Peu fin en littérature d’agit-prop, Nicolas S. n’a pas compris la subtilité d’Henri ; si Henri avait rédigé « nulle autre civilisation que l’Europe… », le topo tombait sous l’accusation de colonialisme par Dieudonné et tous les chefs d’Etats sous-développés à Copenhague.



Johnny s’était endormi à nouveau et, se réveillant, il croit entendre un bilan positif du toubib US traduit en français par un aide-soignant sans blouse blanche : « La clé de cet enrichissement mutuel qu’est le métissage des idées, des pensées, des cultures, c’est une assimilation réussie ».


Mais non, Johnny a compris que l’opération avait foiré encore une fois et trouve la force d’articuler, bien que péniblement : « … sont aussi cons que les français ces toubibs amerloques… ».


Nicolas S., qui sait que la presse people ricaine (de mèche avec Paris-Match) a fait mettre sur écoute la chambre du misérable malade, quoique célèbre inconnu jusque dans les rues de Houston, joue au père fouettard, martelle la suite du texte sans égard pour le souffrant :


« Respecter ceux qui accueillent, c’est s’efforcer de ne pas les heurter, de ne pas les choquer, c’est en respecter les valeurs, les convictions, les lois, les traditions, et les faire – au moins en partie siennes… »


Johnny s’agite sur son lit et lance des borborygmes : « … ça va, j’ai donné… la pub pour les USA c’est moi… santiags et Harley… j’ai fait 200 fois la route 66… la traduc des mièvreries de Presley… alors ils pourraient faire un effort merde ! ».


Nicolas S. voulant tempérer l’énervement de son ami croit bon de continuer la lecture croyant que la douceur de sa voix (la voix de l’identité française tout de même) apportera un peu de baume au ténor couché : « … et à ces valeurs condamnerait à l’échec l’instauration si nécessaire d’un Islam de France… ».


Johnny s’agite de moins en moins pourtant mais ronge son frein : « Qu’est-ce qu’il me fait chier avec ses slams celui-là… je ne suis pas un phraseur de banlieue moi mais l’idole perpétuelle des jeunes, mieux que Michael Jackson j’aurai régné sur le rock franco-belge pendant un demi-siècle du twist au blues… ».
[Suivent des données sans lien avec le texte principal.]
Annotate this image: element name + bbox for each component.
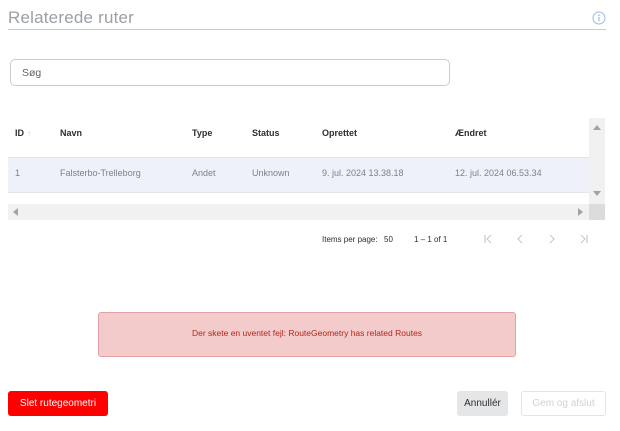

L’autre continue : « … conscient qu’il a de la chance de vivre sur une terre de liberté, doit pratiquer son culte avec humble discrétion… ».


Johnny pense à cet instant avec ironie : « sacré Nico j’ai toujours pensé que t’étais comme moi fana des yankees, mais pas à ce point ! ». Les effets du dérivé de cocaïne redoublant il voit soudain son Nicolas vêtu d’une soutane et un chapelet à la main. Comme les gothiques quoi.



Père Nicolas S. acheva l’oraison funèbre : « … doit pratiquer son culte avec l’humble discrétion qui témoigne non de la tiédeur de ses convictions mais du respect fraternel qu’il éprouve vis-à-vis de celui qui ne pense pas comme lui, avec lequel il veut vivre ».



Johnny ne bougeait plus. Il ne priait plus non plus.